Pour beaucoup, c’est à partir de cet événement que le père changea drastiquement. Ses correspondances avec le clan étaient laconiques et succinctes et ses rapports manquaient de l’ambition des premiers jours. En vérité, les recherches initiales de l’homme avaient pris une forme assez perverse : il n’était plus question de comprendre le pouvoir, mais de l’utiliser dans la quête de l’immortalité. A ses yeux, l’éternité ne s’achevait pas en maintenant un même corps sain et solide, mais en gardant la mémoire « vivante » à travers les âges. La question était la suivante : en transférant totalement la mémoire d’une personne à une autre, et en s’assurant que ce transfert soit « permanent », est-ce que nous pouvons considérer que la première personne vit toujours ? Une théorie qu’il voulait tester, et prouver !
Et les expériences débutèrent, mêlant bien des théories auxquelles il aurait pu avoir accès, invitant au besoin telle ou telle personne avec tel ou tel talent à apporter sa pierre à cet édifice colossal et chimérique. Dans cette folie, et ce deuil malmené, il avait subitement la certitude que ses jumelles étaient la clé de ses recherches … et les soumet bien tôt à diverses expériences. Il cherche à transférer leurs mémoires sur une base mensuelle, puis hebdomadaire et puis quotidienne … selon les jours, Chiyoko vivait avec les souvenirs de sa jumelle, de son père, d’un voisin et vice-versa.

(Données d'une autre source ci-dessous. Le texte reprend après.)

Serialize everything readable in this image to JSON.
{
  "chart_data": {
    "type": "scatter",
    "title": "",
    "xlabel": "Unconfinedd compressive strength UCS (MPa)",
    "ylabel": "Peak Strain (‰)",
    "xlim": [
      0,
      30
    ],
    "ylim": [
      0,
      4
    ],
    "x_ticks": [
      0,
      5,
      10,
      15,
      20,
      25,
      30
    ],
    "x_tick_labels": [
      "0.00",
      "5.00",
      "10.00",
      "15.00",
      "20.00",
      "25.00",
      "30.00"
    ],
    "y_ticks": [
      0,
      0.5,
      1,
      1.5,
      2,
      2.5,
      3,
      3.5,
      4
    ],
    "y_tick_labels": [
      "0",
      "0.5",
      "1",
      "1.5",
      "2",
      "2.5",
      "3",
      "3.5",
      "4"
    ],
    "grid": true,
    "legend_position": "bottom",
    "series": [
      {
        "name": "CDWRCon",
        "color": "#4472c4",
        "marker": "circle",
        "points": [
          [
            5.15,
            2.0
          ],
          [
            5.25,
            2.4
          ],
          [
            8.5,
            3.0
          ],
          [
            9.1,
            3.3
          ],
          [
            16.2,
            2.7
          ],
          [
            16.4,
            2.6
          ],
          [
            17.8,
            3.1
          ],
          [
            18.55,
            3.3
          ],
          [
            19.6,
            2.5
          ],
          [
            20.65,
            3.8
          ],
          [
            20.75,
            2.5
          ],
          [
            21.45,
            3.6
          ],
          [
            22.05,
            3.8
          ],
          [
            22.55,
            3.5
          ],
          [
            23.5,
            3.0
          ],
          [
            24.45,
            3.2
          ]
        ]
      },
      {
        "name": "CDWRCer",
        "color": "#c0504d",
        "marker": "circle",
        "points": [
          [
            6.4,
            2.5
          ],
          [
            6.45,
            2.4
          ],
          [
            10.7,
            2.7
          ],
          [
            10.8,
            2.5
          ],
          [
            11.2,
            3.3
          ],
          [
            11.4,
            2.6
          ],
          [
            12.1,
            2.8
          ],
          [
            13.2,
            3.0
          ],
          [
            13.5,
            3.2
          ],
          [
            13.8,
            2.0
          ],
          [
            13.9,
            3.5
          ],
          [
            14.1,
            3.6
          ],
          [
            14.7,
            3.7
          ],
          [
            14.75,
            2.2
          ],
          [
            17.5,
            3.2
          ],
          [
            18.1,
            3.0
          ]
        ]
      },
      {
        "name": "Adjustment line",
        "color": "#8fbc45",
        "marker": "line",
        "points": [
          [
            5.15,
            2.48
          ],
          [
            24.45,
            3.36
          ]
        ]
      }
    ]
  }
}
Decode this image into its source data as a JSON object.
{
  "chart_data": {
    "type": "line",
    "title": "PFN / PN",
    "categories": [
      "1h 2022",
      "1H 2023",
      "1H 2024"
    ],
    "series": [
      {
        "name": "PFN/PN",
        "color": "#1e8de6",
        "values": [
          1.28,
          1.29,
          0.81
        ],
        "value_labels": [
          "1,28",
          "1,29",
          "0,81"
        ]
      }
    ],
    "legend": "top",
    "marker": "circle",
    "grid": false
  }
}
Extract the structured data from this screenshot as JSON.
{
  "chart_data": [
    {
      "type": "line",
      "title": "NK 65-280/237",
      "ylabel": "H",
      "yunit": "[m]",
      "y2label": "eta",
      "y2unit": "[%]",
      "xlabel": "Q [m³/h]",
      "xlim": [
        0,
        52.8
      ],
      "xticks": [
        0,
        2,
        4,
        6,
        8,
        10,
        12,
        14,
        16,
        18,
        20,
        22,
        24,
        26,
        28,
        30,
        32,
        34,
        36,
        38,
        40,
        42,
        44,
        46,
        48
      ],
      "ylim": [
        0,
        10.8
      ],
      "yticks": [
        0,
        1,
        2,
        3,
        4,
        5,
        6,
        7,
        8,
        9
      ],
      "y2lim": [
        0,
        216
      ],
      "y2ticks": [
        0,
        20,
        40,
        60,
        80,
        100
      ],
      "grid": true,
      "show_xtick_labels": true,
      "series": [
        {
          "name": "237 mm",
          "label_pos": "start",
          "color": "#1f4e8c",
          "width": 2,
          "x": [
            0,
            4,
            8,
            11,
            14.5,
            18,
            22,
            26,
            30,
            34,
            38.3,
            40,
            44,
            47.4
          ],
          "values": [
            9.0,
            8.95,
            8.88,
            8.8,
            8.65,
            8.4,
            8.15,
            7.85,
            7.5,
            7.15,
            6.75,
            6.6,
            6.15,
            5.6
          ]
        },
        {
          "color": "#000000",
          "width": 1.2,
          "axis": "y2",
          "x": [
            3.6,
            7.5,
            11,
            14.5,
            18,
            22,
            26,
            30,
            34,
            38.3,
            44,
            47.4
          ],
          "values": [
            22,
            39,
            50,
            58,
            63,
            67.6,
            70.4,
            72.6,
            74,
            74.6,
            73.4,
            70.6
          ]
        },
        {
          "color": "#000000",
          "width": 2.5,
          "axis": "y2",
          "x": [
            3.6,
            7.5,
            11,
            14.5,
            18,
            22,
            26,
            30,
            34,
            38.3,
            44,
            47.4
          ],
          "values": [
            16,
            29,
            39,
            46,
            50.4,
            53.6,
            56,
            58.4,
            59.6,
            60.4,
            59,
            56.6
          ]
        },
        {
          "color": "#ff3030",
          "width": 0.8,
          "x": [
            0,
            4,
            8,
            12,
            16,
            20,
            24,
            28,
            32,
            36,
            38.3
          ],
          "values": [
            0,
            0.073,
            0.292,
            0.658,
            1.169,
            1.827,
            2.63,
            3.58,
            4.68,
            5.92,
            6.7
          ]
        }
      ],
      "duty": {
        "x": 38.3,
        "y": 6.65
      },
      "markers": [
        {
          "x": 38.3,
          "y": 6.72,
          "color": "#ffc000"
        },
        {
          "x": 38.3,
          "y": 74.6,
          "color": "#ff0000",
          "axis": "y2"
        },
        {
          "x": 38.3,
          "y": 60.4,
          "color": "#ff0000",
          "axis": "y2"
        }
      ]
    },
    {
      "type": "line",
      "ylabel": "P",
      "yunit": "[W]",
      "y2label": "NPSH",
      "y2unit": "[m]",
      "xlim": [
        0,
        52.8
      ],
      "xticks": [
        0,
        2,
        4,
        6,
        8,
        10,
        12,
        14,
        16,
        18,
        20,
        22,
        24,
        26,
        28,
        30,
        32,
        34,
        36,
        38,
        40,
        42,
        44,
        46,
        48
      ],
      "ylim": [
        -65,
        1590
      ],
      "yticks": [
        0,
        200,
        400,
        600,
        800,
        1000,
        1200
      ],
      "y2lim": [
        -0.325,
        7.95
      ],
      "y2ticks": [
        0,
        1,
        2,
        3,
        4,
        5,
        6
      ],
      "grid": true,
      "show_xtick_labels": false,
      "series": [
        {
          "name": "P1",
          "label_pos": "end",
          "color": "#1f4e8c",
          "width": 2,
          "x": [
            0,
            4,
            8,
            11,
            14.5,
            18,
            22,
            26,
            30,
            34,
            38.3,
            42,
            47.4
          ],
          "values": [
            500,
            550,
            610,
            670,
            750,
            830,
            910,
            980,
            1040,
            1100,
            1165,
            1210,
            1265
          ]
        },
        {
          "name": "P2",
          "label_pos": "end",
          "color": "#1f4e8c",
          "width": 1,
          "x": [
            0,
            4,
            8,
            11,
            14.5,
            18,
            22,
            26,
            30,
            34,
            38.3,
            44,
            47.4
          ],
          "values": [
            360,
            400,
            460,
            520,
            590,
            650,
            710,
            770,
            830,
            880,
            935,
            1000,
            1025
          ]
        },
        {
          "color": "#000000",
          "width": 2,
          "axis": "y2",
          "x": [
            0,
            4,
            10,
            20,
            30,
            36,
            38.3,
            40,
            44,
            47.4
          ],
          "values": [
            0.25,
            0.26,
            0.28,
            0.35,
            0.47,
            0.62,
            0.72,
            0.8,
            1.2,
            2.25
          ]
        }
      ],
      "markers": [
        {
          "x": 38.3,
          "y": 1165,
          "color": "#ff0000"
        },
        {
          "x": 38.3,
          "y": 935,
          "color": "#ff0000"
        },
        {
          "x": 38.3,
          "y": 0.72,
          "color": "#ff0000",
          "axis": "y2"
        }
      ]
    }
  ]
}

Elle ne s’en rappelle pas, elle ne le sait pas, mais c’est là où ses « troubles » débutent. Il n’est pas question de laboratoires souterrains glauques, de tortures physiques et bien d’autres horreurs. Non, il n’y avait que des « rires », des repas de famille et un père un peu trop occupé dans son bureau, dans sa mémoire encore « intacte ». En effet, comment deviner que votre bon père s’amuse avec votre mémoire quand vous dormez d’un sommeil profond ou qu’il prétend vous apprendre les bases du pouvoir du clan Yamanaka ?
Malheureusement, à jouer autant avec les mémoires, les séquelles sont sévères et les retombées incertaines. Si Chiyoko développe un caractère effacé et discrète, jonglant entre différentes visions, la jumelle est tout autre. Un jour elle hurle, un jour elle brise les choses, un jour elle marmonne dans sa barbe … Aucune ne sait qu’elles sont victimes. Aux yeux de l’une, l’autre est folle dans un monde paisible- quoique étrange par moment. Aux yeux de l’autre, l’une est trop passive dans un monde infernal.
Et ce sont bien ses derniers souvenirs. Un beau matin, au réveil, il n’y avait plus personne à la maison, ni aucun mot. Sa première réaction a été d’interroger les voisins ou villages des environs mais personne ne put répondre. Sa seconde réaction fut de se rendre à Konoha, pour se renseigner. Rien. Nulle trace, ni de l’un, ni de l’autre. En désespoir de cause, elle reste, elle s’engage … et elle attend, dans la peur qu’on découvre sa « défaillance ». Innocente, encore naïve, elle espère trouver ce père qui lui avait promis de la guérir de ses troubles, et de l’aider à retrouver une vie normale.